So much has been written about "Peeping Tom", a 1960 suspense film which essentially cost the director, Michael Powell, his career. The film was damned upon its initial release but has gradually become renowned for its acting and its psychological acumen.
Set in London, the film tells the story of a highly disturbed young man, Mark Lewis, (Carl Boehm) who kills young women as he films them to capture the fear in their eyes. Mark, a loner who works as a cameraman and photographer, lives in a shabby London apartment and gradually begins a possible romantic relationship with a 21 year old woman and budding children's book author, Helen Stephens (Anna Massey). Helen slowly becomes aware of Mark's secret life. Through watching films, Helen learns of Mark's abusive childhood, where his father instilled fear and repressed sexuality in the young boy through use of photography and the camera. The viewer gets to share vicariously in Helen's growing understanding of Mark.
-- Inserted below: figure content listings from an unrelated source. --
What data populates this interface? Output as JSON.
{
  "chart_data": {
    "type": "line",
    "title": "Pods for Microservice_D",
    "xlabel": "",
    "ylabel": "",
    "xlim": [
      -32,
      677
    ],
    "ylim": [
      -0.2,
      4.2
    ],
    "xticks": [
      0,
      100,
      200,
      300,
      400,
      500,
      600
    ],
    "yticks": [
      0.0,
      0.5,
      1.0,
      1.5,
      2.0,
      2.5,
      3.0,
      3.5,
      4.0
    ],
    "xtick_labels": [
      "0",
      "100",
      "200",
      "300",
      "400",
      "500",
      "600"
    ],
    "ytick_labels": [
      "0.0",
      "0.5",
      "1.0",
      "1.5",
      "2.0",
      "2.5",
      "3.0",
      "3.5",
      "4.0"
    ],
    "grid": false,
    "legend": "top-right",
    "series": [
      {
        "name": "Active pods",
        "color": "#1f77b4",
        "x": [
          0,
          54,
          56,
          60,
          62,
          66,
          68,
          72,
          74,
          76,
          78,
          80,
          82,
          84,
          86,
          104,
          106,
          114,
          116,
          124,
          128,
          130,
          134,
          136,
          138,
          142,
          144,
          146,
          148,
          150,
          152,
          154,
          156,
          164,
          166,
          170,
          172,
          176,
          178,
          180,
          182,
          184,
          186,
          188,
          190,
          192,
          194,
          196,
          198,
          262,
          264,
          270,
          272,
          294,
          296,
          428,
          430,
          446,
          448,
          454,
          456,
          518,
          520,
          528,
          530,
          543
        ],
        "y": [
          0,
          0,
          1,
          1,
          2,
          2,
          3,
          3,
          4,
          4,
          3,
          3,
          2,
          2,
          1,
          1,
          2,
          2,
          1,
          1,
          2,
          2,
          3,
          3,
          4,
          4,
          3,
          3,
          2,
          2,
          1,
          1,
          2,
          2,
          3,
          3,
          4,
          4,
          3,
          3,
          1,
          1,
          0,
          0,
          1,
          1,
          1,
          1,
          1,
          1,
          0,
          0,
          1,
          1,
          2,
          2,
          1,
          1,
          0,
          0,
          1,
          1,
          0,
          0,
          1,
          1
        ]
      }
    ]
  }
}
The opening scenes are the most effective in the film. Mark hires a streetwalker and brutally kills her in her room, capturing the scene on his camera. He returns the following day to photograph the police as they remove the body. Mark then reports to a small store where he works part time. An old lecher buys pornographic pictures, which Mark takes in the rooms upstairs. Mark commits two other murders of young women during the film and nearly commits others.
The film follows Mark over the course of several days as the nature of his illness becomes clear. The viewer is gradually drawn in to the film, initially as a voyeur watching Mark with the prostitute. The young man is a monster but also evokes sympathy.
The film is in garish but effective color. The scenes of London street life add a great deal to the movie. The violence and nudity in the 1960 film was toned down slightly for its 1962 release in the United States.
The movie was riveting. I was glad to have the opportunity to see it.